页岩气等温解吸特性研究

摘要/Abstract

摘要：

页岩气以吸附态、游离态和溶解态存在于页岩储层中,其中吸附态为主要赋存状态,考察页岩气解吸特征对于我国页岩气勘探开发研究有着重要的理论指导意义。选取了位于南方海相页岩储区的四川和湖北荆门等地的页岩样品,对其常规地球化学性质进行了分析,结果表明页岩样品有机碳含量较高且发育较为成熟;采用MSB磁悬浮天平等温吸附仪进行等温解吸实验并对解吸速率和解吸效率进行计算,结果表明:30~10 MPa时页岩解吸量很低并且无明显变化;10~0.5 MPa时页岩解吸量迅速上升,该阶段为主要解吸段;吸附势理论可用于判断页岩气解吸情况和页岩样品解吸性能强弱,吸附势越大越不利于解吸。

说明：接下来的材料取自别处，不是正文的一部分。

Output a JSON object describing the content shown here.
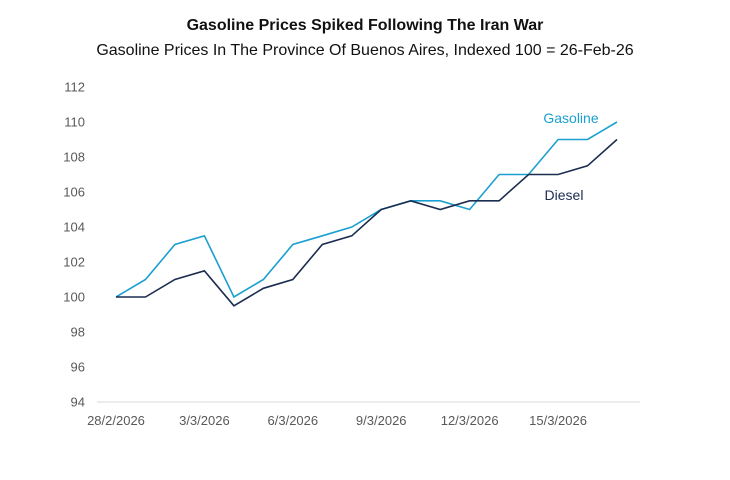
{
  "chart_data": {
    "type": "line",
    "title": "Gasoline Prices Spiked Following The Iran War",
    "subtitle": "Gasoline Prices In The Province Of Buenos Aires, Indexed 100 = 26-Feb-26",
    "xlabel": "",
    "ylabel": "",
    "ylim": [
      94,
      112
    ],
    "yticks": [
      "112",
      "110",
      "108",
      "106",
      "104",
      "102",
      "100",
      "98",
      "96",
      "94"
    ],
    "xtick_labels": [
      "28/2/2026",
      "3/3/2026",
      "6/3/2026",
      "9/3/2026",
      "12/3/2026",
      "15/3/2026"
    ],
    "xtick_indices": [
      0,
      3,
      6,
      9,
      12,
      15
    ],
    "x": [
      "28/2/2026",
      "1/3/2026",
      "2/3/2026",
      "3/3/2026",
      "4/3/2026",
      "5/3/2026",
      "6/3/2026",
      "7/3/2026",
      "8/3/2026",
      "9/3/2026",
      "10/3/2026",
      "11/3/2026",
      "12/3/2026",
      "13/3/2026",
      "14/3/2026",
      "15/3/2026",
      "16/3/2026",
      "17/3/2026"
    ],
    "grid": false,
    "series": [
      {
        "name": "Gasoline",
        "color": "#1a9fd0",
        "values": [
          100,
          101,
          103,
          103.5,
          100,
          101,
          103,
          103.5,
          104,
          105,
          105.5,
          105.5,
          105,
          107,
          107,
          109,
          109,
          110
        ]
      },
      {
        "name": "Diesel",
        "color": "#1b2d50",
        "values": [
          100,
          100,
          101,
          101.5,
          99.5,
          100.5,
          101,
          103,
          103.5,
          105,
          105.5,
          105,
          105.5,
          105.5,
          107,
          107,
          107.5,
          109
        ]
      }
    ]
  }
}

关键词: 海相页岩, 等温解吸, 解吸速率, 解吸效率, 吸附势

Abstract:

Shale gas is an unconventional natural gas reservoir that exists as adsorption, free and dissolved states. Adsorption is the main occurrence state of shale gas. It is very important to study the properties of shale gas adsorption and desorption for exploiting shale gas reservoir. Shale samples were selected from marine shale region in Jingmen, Hubei Province and Sichuan Province. A series of analyses are conducted to obtain the basic properties of shale, and the results indicate that the high degree of organic carbon content and organic matter maturity of the shale samples. MSB magnetic suspension balance adsorption instrument is used to proceed isothermal desorption experiments. The results show that the volume of desorption is low and nearly keeps no change under pressure of 33 MPa to 10 MPa. It increases rapidly when the pressure falls to the range of 10 MPa. The pressure range of 10 MPa to 0.5 MPa is the main period for desorbing the adsorption methane. Adsorption potential theory can be used to estimate the desorption status and desorption strength of shale samples. The larger adsorption potential leads to the more difficult desorption.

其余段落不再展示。